I need a regular expression that can find any unmatched brace (opening or closing) in a string potentially containing matching parentheses.
The question exists here on stackoverflow, but I haven't found a regex-based solution that works.
I came up with a regex that finds unmatched open braces \((?![^)]+\))
using a negative lookahead, but I can't seem to figure out the opposite one required for unmatched closing braces.

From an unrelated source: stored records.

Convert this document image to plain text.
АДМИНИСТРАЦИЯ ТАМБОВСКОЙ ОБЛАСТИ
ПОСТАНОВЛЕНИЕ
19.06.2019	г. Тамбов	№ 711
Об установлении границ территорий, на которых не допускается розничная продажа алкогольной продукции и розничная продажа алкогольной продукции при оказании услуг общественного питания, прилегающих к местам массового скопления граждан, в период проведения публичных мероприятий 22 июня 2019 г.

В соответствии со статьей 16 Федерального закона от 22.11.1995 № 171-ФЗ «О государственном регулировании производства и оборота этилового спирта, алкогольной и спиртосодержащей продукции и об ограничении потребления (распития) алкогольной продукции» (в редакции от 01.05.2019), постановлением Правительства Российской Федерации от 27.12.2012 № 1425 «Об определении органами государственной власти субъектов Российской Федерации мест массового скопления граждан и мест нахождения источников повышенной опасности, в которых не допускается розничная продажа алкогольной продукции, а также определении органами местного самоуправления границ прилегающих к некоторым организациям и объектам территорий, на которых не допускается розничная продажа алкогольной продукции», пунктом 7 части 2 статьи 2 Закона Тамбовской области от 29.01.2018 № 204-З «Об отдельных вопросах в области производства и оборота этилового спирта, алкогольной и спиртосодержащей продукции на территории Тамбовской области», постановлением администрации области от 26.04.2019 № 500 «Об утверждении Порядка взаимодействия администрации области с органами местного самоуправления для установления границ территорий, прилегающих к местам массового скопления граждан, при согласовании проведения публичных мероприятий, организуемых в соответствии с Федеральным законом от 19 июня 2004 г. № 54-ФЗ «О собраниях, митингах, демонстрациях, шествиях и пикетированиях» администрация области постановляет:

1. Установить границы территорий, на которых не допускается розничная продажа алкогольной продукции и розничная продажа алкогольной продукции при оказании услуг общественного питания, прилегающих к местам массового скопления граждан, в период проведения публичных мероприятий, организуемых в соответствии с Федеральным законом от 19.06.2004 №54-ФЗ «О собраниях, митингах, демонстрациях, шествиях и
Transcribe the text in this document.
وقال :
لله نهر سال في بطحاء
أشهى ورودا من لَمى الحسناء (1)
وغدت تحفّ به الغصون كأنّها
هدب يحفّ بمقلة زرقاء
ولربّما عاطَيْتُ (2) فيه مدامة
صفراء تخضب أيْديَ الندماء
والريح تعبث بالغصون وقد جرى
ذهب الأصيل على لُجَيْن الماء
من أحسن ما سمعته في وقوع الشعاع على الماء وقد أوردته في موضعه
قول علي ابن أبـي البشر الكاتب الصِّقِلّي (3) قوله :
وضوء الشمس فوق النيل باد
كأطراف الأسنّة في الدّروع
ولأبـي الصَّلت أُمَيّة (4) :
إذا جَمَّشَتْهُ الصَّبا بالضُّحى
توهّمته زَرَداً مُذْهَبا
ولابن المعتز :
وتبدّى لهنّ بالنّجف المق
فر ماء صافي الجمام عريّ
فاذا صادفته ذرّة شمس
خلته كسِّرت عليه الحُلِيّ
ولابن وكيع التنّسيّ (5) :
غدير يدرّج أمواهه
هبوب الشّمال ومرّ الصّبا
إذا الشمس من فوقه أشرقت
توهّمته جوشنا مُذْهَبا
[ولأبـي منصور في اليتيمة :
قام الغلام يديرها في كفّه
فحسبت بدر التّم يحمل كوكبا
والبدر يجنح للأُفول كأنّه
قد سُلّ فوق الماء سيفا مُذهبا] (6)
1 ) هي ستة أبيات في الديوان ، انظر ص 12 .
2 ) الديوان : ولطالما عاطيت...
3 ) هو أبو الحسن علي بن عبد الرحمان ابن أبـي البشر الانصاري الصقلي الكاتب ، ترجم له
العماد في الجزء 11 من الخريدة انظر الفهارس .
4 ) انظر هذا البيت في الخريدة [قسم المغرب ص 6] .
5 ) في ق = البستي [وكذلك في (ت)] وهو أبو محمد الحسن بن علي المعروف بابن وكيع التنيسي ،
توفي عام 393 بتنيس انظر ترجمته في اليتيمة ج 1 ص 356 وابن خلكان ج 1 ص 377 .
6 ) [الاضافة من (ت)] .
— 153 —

EDIT: The above regex to find unmatched open braces doesn't work as intended. E.g. it will miss cases where multiple open braces are followed by a single closing brace (see also comments)
Here is my test string that I've been experimenting with on Rubular:
one) ((two) (three) four) (five)))
Note that the string can contain any type of character, including quotes, dashes, etc.
The short answer is that you can't find unmatched parentheses with regular expressions. Regular expressions encode regular languages, whereas the language of all properly matched parentheses is a context-free language.
Here's a sort-of-regex-based solution :)
def balanced?( str, open='(', close=')' )
re = Regexp.new( "[\\#{open}\\#{close}]" )
str.scan(re).inject(0) do |lv,c|
break :overclosed if lv < 0
lv + (c==open ? 1 : -1)
end == 0
end
s1 = "one) ((two) (three) four) (five)))"
s2 = "((one) ((two) (three) four) (five))"
s3 = "((one) ((two) (three) four) (five)"
puts balanced?(s1), #=> false
balanced?(s2), #=> true
balanced?(s3) #=> false
Ruby's Oniguruma library can parse LALR(n) grammars, including HTML. Citing the README:
r = Regexp.compile(<<'__REGEXP__'.strip, Regexp::EXTENDED)
(?<element> \g<stag> \g<content>* \g<etag> ){0}
(?<stag> < \g<name> \s* > ){0}
(?<name> [a-zA-Z_:]+ ){0}
(?<content> [^<&]+ (\g<element> | [^<&]+)* ){0}
(?<etag> </ \k<name+1> >){0}
\g<element>
__REGEXP__
p r.match('<foo>f<bar>bbb</bar>f</foo>').captures
The above code is of course much simpler than a real HTML parser, but it matches nested tags. Also, you should note that it is incredibly simple to make a regex which would be very slow (in the range of minutes to parse a 80-symbol string).
It's better to use a real parser like Treetop for this task.